- Developer: Data General
- OS family: Data General
- Working state: Discontinued
- Source model: Closed source
- Initial release: 1970; 55 years ago
- Latest release: RDOS 7.5 / 1986; 39 years ago
- Supported platforms: NOVA, microNOVA, Eclipse
- Kernel type: Monolithic
- Default user interface: Command-line interface
- License: restricted, per machine

= Data General RDOS =

Operating system for DG Nova

The Data General RDOS (Real-time Disk Operating System) is a real-time operating system released in 1970. The software was bundled with the company's popular Nova and Eclipse minicomputers.

==Overview==
RDOS is capable of multitasking, with the ability to run up to 32 tasks (similar to the current term threads) simultaneously on each of two grounds (foreground and background) within a 64 KB memory space. Later versions of RDOS are compatible with Data General's 16-bit Eclipse minicomputer line.

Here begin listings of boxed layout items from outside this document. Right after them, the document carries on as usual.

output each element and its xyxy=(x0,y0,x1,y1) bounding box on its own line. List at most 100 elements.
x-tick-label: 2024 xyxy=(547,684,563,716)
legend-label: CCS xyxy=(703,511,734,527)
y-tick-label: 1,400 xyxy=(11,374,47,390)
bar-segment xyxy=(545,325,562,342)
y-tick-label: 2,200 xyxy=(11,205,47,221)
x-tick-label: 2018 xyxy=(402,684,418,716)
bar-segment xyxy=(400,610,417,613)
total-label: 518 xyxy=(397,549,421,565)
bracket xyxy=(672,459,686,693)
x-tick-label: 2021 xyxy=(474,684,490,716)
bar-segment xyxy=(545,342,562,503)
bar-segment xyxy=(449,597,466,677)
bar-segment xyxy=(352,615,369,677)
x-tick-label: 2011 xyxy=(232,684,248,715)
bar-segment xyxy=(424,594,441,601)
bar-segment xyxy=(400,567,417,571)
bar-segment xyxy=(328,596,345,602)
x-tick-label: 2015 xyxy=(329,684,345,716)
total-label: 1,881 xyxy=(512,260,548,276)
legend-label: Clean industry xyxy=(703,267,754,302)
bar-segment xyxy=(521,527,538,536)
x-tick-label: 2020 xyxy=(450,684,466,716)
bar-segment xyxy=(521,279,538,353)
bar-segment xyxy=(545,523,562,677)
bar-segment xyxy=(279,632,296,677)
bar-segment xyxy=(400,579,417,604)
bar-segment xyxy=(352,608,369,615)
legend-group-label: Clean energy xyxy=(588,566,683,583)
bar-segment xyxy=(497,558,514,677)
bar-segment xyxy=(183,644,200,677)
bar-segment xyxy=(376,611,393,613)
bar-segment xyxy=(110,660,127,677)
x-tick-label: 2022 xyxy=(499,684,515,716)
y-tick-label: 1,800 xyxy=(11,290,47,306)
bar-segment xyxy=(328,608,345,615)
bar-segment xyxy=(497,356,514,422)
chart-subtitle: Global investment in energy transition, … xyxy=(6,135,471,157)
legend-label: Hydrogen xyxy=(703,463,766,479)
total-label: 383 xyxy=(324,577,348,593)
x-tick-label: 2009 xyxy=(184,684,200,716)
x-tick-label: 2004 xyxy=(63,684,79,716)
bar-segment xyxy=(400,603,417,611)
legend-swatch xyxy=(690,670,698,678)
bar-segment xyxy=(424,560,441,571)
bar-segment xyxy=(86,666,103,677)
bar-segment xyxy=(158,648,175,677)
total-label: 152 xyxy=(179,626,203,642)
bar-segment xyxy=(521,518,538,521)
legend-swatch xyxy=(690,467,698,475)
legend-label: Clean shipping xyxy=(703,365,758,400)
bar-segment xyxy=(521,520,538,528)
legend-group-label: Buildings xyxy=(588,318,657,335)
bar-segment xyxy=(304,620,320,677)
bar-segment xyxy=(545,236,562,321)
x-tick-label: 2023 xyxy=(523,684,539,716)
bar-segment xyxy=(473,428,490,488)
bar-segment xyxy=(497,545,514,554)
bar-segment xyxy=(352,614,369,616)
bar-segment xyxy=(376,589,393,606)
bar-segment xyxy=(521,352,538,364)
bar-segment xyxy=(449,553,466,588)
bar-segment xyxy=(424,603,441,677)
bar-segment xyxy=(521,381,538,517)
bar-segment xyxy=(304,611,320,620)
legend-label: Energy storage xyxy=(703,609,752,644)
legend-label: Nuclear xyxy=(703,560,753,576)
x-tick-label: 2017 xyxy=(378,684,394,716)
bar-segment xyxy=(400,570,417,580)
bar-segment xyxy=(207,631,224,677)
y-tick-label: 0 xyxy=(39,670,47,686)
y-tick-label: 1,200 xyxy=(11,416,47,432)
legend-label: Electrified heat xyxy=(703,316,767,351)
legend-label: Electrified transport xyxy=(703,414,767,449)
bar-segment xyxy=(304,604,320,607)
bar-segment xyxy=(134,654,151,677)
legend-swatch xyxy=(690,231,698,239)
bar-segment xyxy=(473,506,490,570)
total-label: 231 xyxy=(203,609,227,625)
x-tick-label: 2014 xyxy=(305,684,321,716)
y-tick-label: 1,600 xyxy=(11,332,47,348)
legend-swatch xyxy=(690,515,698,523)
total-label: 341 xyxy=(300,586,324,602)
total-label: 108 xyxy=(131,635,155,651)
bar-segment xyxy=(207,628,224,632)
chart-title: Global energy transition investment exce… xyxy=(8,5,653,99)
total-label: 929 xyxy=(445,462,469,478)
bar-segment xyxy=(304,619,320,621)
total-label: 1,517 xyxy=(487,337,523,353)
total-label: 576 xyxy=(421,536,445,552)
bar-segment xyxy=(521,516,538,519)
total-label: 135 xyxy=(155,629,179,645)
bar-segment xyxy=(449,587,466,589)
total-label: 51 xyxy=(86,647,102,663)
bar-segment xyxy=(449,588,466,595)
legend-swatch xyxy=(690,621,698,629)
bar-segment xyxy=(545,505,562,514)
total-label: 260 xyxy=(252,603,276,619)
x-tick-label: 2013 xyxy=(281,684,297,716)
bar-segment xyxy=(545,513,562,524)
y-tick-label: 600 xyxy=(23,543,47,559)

A cut-down version of RDOS, without real-time background and foreground capability but still capable of running multiple threads and multi-user Data General Business Basic, is called Data General Diskette Operating System (DG-DOS or now—somewhat confusingly—simply DOS); another related operating system is RTOS, a Real-Time Operating System for diskless environments. RDOS on microNOVA-based "Micro Products" micro-minicomputers is sometimes called DG/RDOS.

RDOS was superseded in the early 1980s by Data General's AOS family of operating systems, including AOS/VS and MP/AOS (MP/OS on smaller systems).

===Commands===
The following list of commands are supported by the RDOS/DOS CLI.

- ALGOL
- APPEND
- ASM
- BASIC
- BATCH
- BOOT
- BPUNCH
- BUILD
- CCONT
- CDIR
- CHAIN
- CHATR
- CHLAT
- CLEAR
- CLG
- COPY
- CPART
- CRAND
- CREATE
- DEB
- DELETE
- DIR
- DISK
- DUMP
- EDIT
- ENDLOG
- ENPAT
- EQUIV
- EXFG
- FDUMP
- FGND
- FILCOM
- FLOAD
- FORT
- FORTRAN
- FPRINT
- GDIR
- GMEM
- GSYS
- GTOD
- INIT
- LDIR
- LFE
- LINK
- LIST
- LOAD
- LOG
- MAC
- MCABOOT
- MDIR
- MEDIT
- MESSAGE
- MKABS
- MKSAVE
- MOVE
- NSPEED
- OEDIT
- OVLDR
- PATCH
- POP
- PRINT
- PUNCH
- RDOSSORT
- RELEASE
- RENAME
- REPLACE
- REV
- RLDR
- SAVE
- SDAY
- SEDIT
- SMEM
- SPDIS
- SPEBL
- SPEED
- SPKILL
- STOD
- SYSGEN
- TPRINT
- TUOFF
- TUON
- TYPE
- VFU
- XFER

==Antitrust lawsuit==
In the late 1970s, Data General was sued (under the Sherman and Clayton antitrust acts) by competitors for their practice of bundling RDOS with the Data General Nova or Eclipse minicomputer. When Data General introduced the Data General Nova, a company called Digidyne wanted to use its RDOS operating system on its own hardware clone. Data General refused to license their software and claimed their "bundling rights". In 1985, courts including the United States Court of Appeals for the Ninth Circuit ruled against Data General in a case called Digidyne v. Data General. The Supreme Court of the United States declined to hear Data General's appeal, although Justices White and Blackmun would have heard it. The precedent set by the lower courts eventually forced Data General to license the operating system because restricting the software to only Data General's hardware was an illegal tying arrangement.

In 1999, Data General was taken over by EMC Corporation.